Offline Transition Modeling via Contrastive Energy Learning

Authors: Ruifeng Chen, Chengxing Jia, Zefang Huang, Tian-Shuo Liu, Xu-Hui Liu, Yang Yu

ICML 2024 | Conference PDF | Archive PDF | Plain Text | LLM Run Details

Reproducibility Variable Result LLM Response
Research Type Experimental In this section, we conduct a series of experiments to answer the following questions: (1). Does ETM better recover the discontinuous transition behaviors than standard FTMs? (2). Does ETM have a smaller transition error on out-of-distribution transitions? (3).
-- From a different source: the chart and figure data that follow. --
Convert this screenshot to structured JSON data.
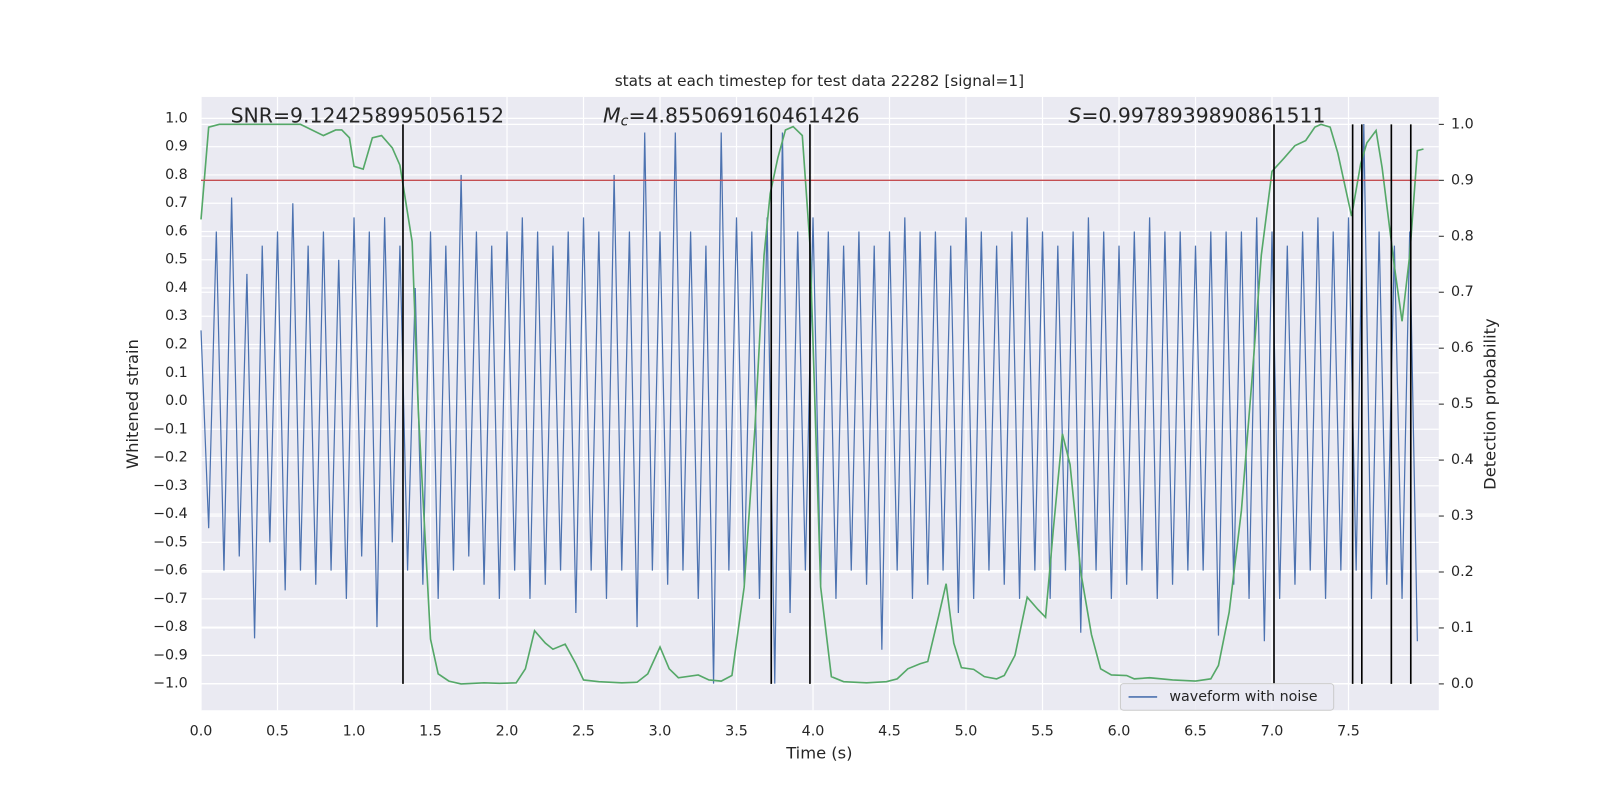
{
  "chart_data": {
    "type": "line",
    "title": "stats at each timestep for test data 22282 [signal=1]",
    "xlabel": "Time (s)",
    "ylabel": "Whitened strain",
    "y2label": "Detection probability",
    "annotations": [
      {
        "text": "SNR=9.124258995056152"
      },
      {
        "symbol": "M",
        "sub": "c",
        "text": "=4.855069160461426"
      },
      {
        "symbol": "S",
        "text": "=0.9978939890861511"
      }
    ],
    "xlim": [
      0,
      8.09
    ],
    "ylim": [
      -1.094,
      1.076
    ],
    "y2lim": [
      -0.047,
      1.049
    ],
    "xticks": [
      {
        "value": 0,
        "label": "0.0"
      },
      {
        "value": 0.5,
        "label": "0.5"
      },
      {
        "value": 1,
        "label": "1.0"
      },
      {
        "value": 1.5,
        "label": "1.5"
      },
      {
        "value": 2,
        "label": "2.0"
      },
      {
        "value": 2.5,
        "label": "2.5"
      },
      {
        "value": 3,
        "label": "3.0"
      },
      {
        "value": 3.5,
        "label": "3.5"
      },
      {
        "value": 4,
        "label": "4.0"
      },
      {
        "value": 4.5,
        "label": "4.5"
      },
      {
        "value": 5,
        "label": "5.0"
      },
      {
        "value": 5.5,
        "label": "5.5"
      },
      {
        "value": 6,
        "label": "6.0"
      },
      {
        "value": 6.5,
        "label": "6.5"
      },
      {
        "value": 7,
        "label": "7.0"
      },
      {
        "value": 7.5,
        "label": "7.5"
      }
    ],
    "yticks": [
      {
        "value": -1,
        "label": "−1.0"
      },
      {
        "value": -0.9,
        "label": "−0.9"
      },
      {
        "value": -0.8,
        "label": "−0.8"
      },
      {
        "value": -0.7,
        "label": "−0.7"
      },
      {
        "value": -0.6,
        "label": "−0.6"
      },
      {
        "value": -0.5,
        "label": "−0.5"
      },
      {
        "value": -0.4,
        "label": "−0.4"
      },
      {
        "value": -0.3,
        "label": "−0.3"
      },
      {
        "value": -0.2,
        "label": "−0.2"
      },
      {
        "value": -0.1,
        "label": "−0.1"
      },
      {
        "value": 0,
        "label": "0.0"
      },
      {
        "value": 0.1,
        "label": "0.1"
      },
      {
        "value": 0.2,
        "label": "0.2"
      },
      {
        "value": 0.3,
        "label": "0.3"
      },
      {
        "value": 0.4,
        "label": "0.4"
      },
      {
        "value": 0.5,
        "label": "0.5"
      },
      {
        "value": 0.6,
        "label": "0.6"
      },
      {
        "value": 0.7,
        "label": "0.7"
      },
      {
        "value": 0.8,
        "label": "0.8"
      },
      {
        "value": 0.9,
        "label": "0.9"
      },
      {
        "value": 1,
        "label": "1.0"
      }
    ],
    "y2ticks": [
      {
        "value": 0,
        "label": "0.0"
      },
      {
        "value": 0.1,
        "label": "0.1"
      },
      {
        "value": 0.2,
        "label": "0.2"
      },
      {
        "value": 0.3,
        "label": "0.3"
      },
      {
        "value": 0.4,
        "label": "0.4"
      },
      {
        "value": 0.5,
        "label": "0.5"
      },
      {
        "value": 0.6,
        "label": "0.6"
      },
      {
        "value": 0.7,
        "label": "0.7"
      },
      {
        "value": 0.8,
        "label": "0.8"
      },
      {
        "value": 0.9,
        "label": "0.9"
      },
      {
        "value": 1,
        "label": "1.0"
      }
    ],
    "grid": true,
    "legend": "lower right",
    "series": [
      {
        "name": "waveform with noise",
        "color": "#4c72b0",
        "axis": "y",
        "x": [
          0,
          0.05,
          0.1,
          0.15,
          0.2,
          0.25,
          0.3,
          0.35,
          0.4,
          0.45,
          0.5,
          0.55,
          0.6,
          0.65,
          0.7,
          0.75,
          0.8,
          0.85,
          0.9,
          0.95,
          1,
          1.05,
          1.1,
          1.15,
          1.2,
          1.25,
          1.3,
          1.35,
          1.4,
          1.45,
          1.5,
          1.55,
          1.6,
          1.65,
          1.7,
          1.75,
          1.8,
          1.85,
          1.9,
          1.95,
          2,
          2.05,
          2.1,
          2.15,
          2.2,
          2.25,
          2.3,
          2.35,
          2.4,
          2.45,
          2.5,
          2.55,
          2.6,
          2.65,
          2.7,
          2.75,
          2.8,
          2.85,
          2.9,
          2.95,
          3,
          3.05,
          3.1,
          3.15,
          3.2,
          3.25,
          3.3,
          3.35,
          3.4,
          3.45,
          3.5,
          3.55,
          3.6,
          3.65,
          3.7,
          3.75,
          3.8,
          3.85,
          3.9,
          3.95,
          4,
          4.05,
          4.1,
          4.15,
          4.2,
          4.25,
          4.3,
          4.35,
          4.4,
          4.45,
          4.5,
          4.55,
          4.6,
          4.65,
          4.7,
          4.75,
          4.8,
          4.85,
          4.9,
          4.95,
          5,
          5.05,
          5.1,
          5.15,
          5.2,
          5.25,
          5.3,
          5.35,
          5.4,
          5.45,
          5.5,
          5.55,
          5.6,
          5.65,
          5.7,
          5.75,
          5.8,
          5.85,
          5.9,
          5.95,
          6,
          6.05,
          6.1,
          6.15,
          6.2,
          6.25,
          6.3,
          6.35,
          6.4,
          6.45,
          6.5,
          6.55,
          6.6,
          6.65,
          6.7,
          6.75,
          6.8,
          6.85,
          6.9,
          6.95,
          7,
          7.05,
          7.1,
          7.15,
          7.2,
          7.25,
          7.3,
          7.35,
          7.4,
          7.45,
          7.5,
          7.55,
          7.6,
          7.65,
          7.7,
          7.75,
          7.8,
          7.85,
          7.9,
          7.95
        ],
        "values": [
          0.25,
          -0.45,
          0.6,
          -0.6,
          0.72,
          -0.55,
          0.45,
          -0.84,
          0.55,
          -0.5,
          0.6,
          -0.67,
          0.7,
          -0.6,
          0.55,
          -0.65,
          0.6,
          -0.6,
          0.5,
          -0.7,
          0.65,
          -0.55,
          0.6,
          -0.8,
          0.65,
          -0.5,
          0.55,
          -0.6,
          0.4,
          -0.65,
          0.6,
          -0.7,
          0.55,
          -0.6,
          0.8,
          -0.55,
          0.6,
          -0.65,
          0.55,
          -0.7,
          0.6,
          -0.6,
          0.65,
          -0.7,
          0.6,
          -0.65,
          0.55,
          -0.6,
          0.6,
          -0.75,
          0.65,
          -0.6,
          0.6,
          -0.7,
          0.8,
          -0.6,
          0.6,
          -0.8,
          0.95,
          -0.6,
          0.6,
          -0.65,
          0.95,
          -0.6,
          0.6,
          -0.7,
          0.55,
          -1.0,
          0.95,
          -0.6,
          0.65,
          -0.65,
          0.6,
          -0.7,
          0.65,
          -1.0,
          0.95,
          -0.75,
          0.6,
          -0.6,
          0.65,
          -0.65,
          0.6,
          -0.7,
          0.55,
          -0.6,
          0.6,
          -0.65,
          0.55,
          -0.88,
          0.6,
          -0.6,
          0.65,
          -0.7,
          0.6,
          -0.65,
          0.6,
          -0.6,
          0.55,
          -0.75,
          0.65,
          -0.7,
          0.6,
          -0.6,
          0.55,
          -0.65,
          0.6,
          -0.7,
          0.65,
          -0.6,
          0.6,
          -0.7,
          0.55,
          -0.6,
          0.6,
          -0.82,
          0.65,
          -0.6,
          0.6,
          -0.7,
          0.55,
          -0.65,
          0.6,
          -0.6,
          0.65,
          -0.7,
          0.6,
          -0.65,
          0.6,
          -0.6,
          0.55,
          -0.6,
          0.6,
          -0.83,
          0.6,
          -0.65,
          0.6,
          -0.7,
          0.65,
          -0.85,
          0.6,
          -0.7,
          0.55,
          -0.65,
          0.6,
          -0.6,
          0.65,
          -0.7,
          0.6,
          -0.6,
          0.65,
          -0.6,
          0.98,
          -0.7,
          0.6,
          -0.65,
          0.55,
          -0.7,
          0.6,
          -0.85
        ]
      },
      {
        "color": "#55a868",
        "axis": "y2",
        "x": [
          0,
          0.05,
          0.12,
          0.65,
          0.8,
          0.88,
          0.92,
          0.97,
          1.0,
          1.06,
          1.12,
          1.18,
          1.25,
          1.3,
          1.38,
          1.42,
          1.5,
          1.55,
          1.62,
          1.7,
          1.85,
          1.95,
          2.06,
          2.12,
          2.18,
          2.25,
          2.3,
          2.38,
          2.45,
          2.5,
          2.6,
          2.75,
          2.85,
          2.92,
          3.0,
          3.06,
          3.12,
          3.25,
          3.32,
          3.4,
          3.47,
          3.55,
          3.62,
          3.68,
          3.72,
          3.77,
          3.82,
          3.87,
          3.93,
          3.98,
          4.05,
          4.12,
          4.2,
          4.35,
          4.48,
          4.55,
          4.62,
          4.7,
          4.75,
          4.82,
          4.87,
          4.92,
          4.97,
          5.05,
          5.12,
          5.2,
          5.25,
          5.32,
          5.4,
          5.47,
          5.52,
          5.57,
          5.63,
          5.68,
          5.75,
          5.82,
          5.88,
          5.95,
          6.05,
          6.1,
          6.2,
          6.35,
          6.5,
          6.6,
          6.65,
          6.72,
          6.8,
          6.87,
          6.93,
          7.0,
          7.08,
          7.15,
          7.22,
          7.28,
          7.32,
          7.38,
          7.43,
          7.52,
          7.58,
          7.62,
          7.68,
          7.72,
          7.8,
          7.85,
          7.9,
          7.95,
          7.99
        ],
        "values": [
          0.83,
          0.995,
          1.0,
          1.0,
          0.98,
          0.99,
          0.99,
          0.976,
          0.925,
          0.92,
          0.976,
          0.98,
          0.958,
          0.927,
          0.79,
          0.49,
          0.08,
          0.018,
          0.005,
          0.0,
          0.002,
          0.001,
          0.002,
          0.027,
          0.095,
          0.073,
          0.062,
          0.071,
          0.036,
          0.007,
          0.004,
          0.002,
          0.003,
          0.018,
          0.066,
          0.027,
          0.011,
          0.016,
          0.007,
          0.005,
          0.015,
          0.173,
          0.456,
          0.766,
          0.876,
          0.94,
          0.99,
          0.996,
          0.98,
          0.785,
          0.173,
          0.013,
          0.004,
          0.002,
          0.004,
          0.009,
          0.027,
          0.036,
          0.04,
          0.12,
          0.179,
          0.073,
          0.029,
          0.026,
          0.013,
          0.009,
          0.015,
          0.051,
          0.155,
          0.133,
          0.119,
          0.274,
          0.447,
          0.392,
          0.2,
          0.088,
          0.027,
          0.016,
          0.015,
          0.009,
          0.011,
          0.007,
          0.005,
          0.009,
          0.033,
          0.128,
          0.31,
          0.547,
          0.766,
          0.916,
          0.94,
          0.962,
          0.971,
          0.995,
          1.0,
          0.995,
          0.949,
          0.836,
          0.93,
          0.967,
          0.989,
          0.922,
          0.746,
          0.648,
          0.766,
          0.953,
          0.956
        ]
      }
    ],
    "hlines": [
      {
        "value": 0.9,
        "axis": "y2",
        "color": "#c44e52"
      }
    ],
    "vlines": {
      "x": [
        1.32,
        3.727,
        3.98,
        7.013,
        7.527,
        7.587,
        7.78,
        7.907
      ],
      "ymin": 0,
      "ymax": 1,
      "axis": "y2",
      "color": "#000000"
    }
  }
}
Can ETM facilitate sequential decision-making tasks like off-policy evaluation and offline RL?
Researcher Affiliation Collaboration 1National Key Laboratory for Novel Software Technology, Nanjing University, China & School of Artificial Intelligence, Nanjing University, China 2Polixir Technologies.
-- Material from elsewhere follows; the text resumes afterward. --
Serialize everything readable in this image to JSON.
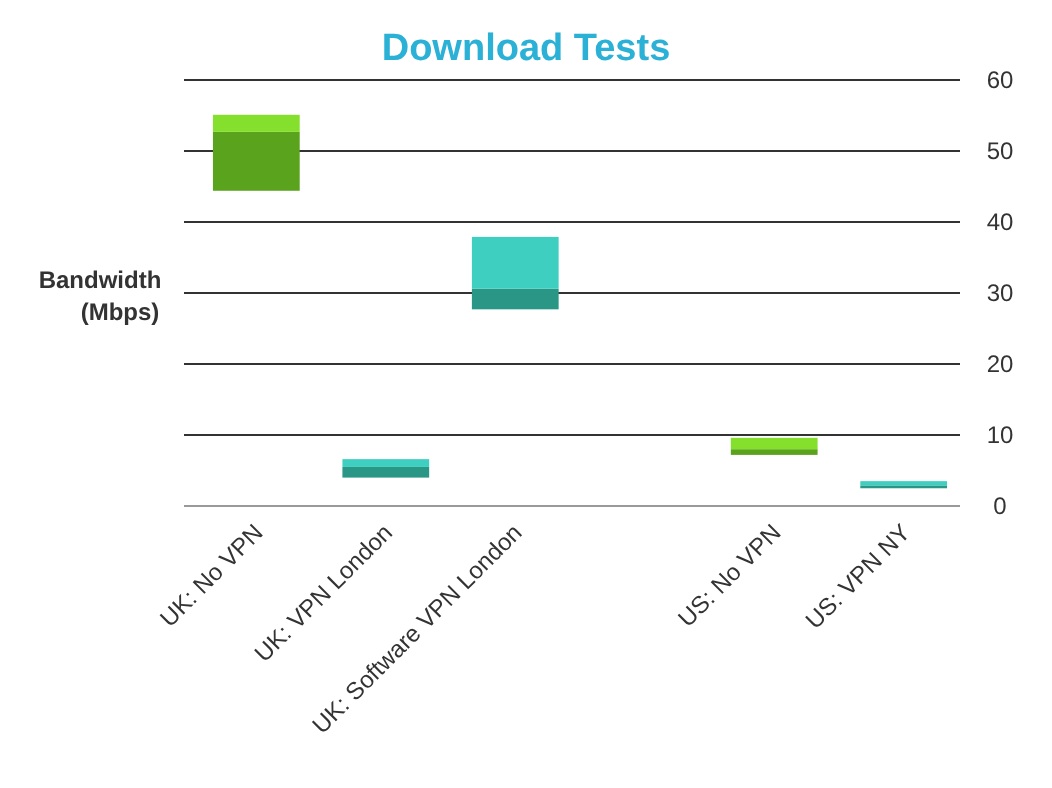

Pseudocode Yes Algorithm 1 Energy-based Transition Model Learning
Open Source Code Yes 1code: https://github.com/Ruifeng-Chen/Energy-Transition-Models.git
Open Datasets Yes We also conduct experiments on D4RL benchmarks (Fu et al., 2020) , where the improvement of model accuracy boosts the performance of policy optimization.
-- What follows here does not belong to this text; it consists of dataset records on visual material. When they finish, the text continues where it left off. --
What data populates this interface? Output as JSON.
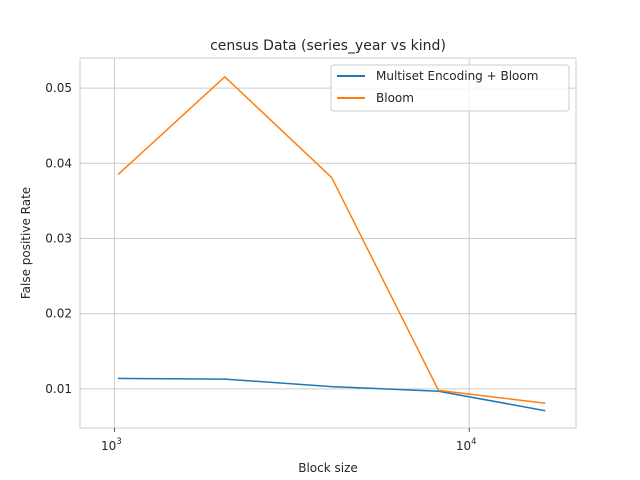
{
  "chart_data": {
    "type": "line",
    "title": "census Data (series_year vs kind)",
    "xlabel": "Block size",
    "ylabel": "False positive Rate",
    "xscale": "log",
    "xlim": [
      800,
      20000
    ],
    "ylim": [
      0.0048,
      0.054
    ],
    "x": [
      1024,
      2048,
      4096,
      8192,
      16384
    ],
    "x_ticks": [
      {
        "value": 1000,
        "base": "10",
        "exp": "3"
      },
      {
        "value": 10000,
        "base": "10",
        "exp": "4"
      }
    ],
    "y_ticks": [
      0.01,
      0.02,
      0.03,
      0.04,
      0.05
    ],
    "y_tick_labels": [
      "0.01",
      "0.02",
      "0.03",
      "0.04",
      "0.05"
    ],
    "grid": true,
    "legend_position": "top-right",
    "series": [
      {
        "name": "Multiset Encoding + Bloom",
        "color": "#1f77b4",
        "values": [
          0.0114,
          0.0113,
          0.0103,
          0.0097,
          0.0071
        ]
      },
      {
        "name": "Bloom",
        "color": "#ff7f0e",
        "values": [
          0.0385,
          0.0515,
          0.0381,
          0.0098,
          0.0081
        ]
      }
    ]
  }
}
Dataset Splits No No explicit statement providing specific percentages, sample counts, or clear predefined split references for training, validation, and test datasets was found for their experiments.
Hardware Specification No No specific hardware details (GPU/CPU models, memory, or cloud instance types) used for running the experiments were provided in the paper.
Software Dependencies No The paper mentions software like 'Offline RLKit' and 'Soft Actor Critic (SAC)' and that the implementation is based on 'Pytorch', but no specific version numbers for any software dependencies are provided.
Experiment Setup Yes The detailed hyperparameter setting is listed in Appendix C. The hyperparameters are listed in Table 2. The base hyperparameter settings in Table 3 for all the Gym-Mujoco tasks. Two hyperparameters, penalty coefficient β and rollout length h, are tuned for each task and we list them in Table 4.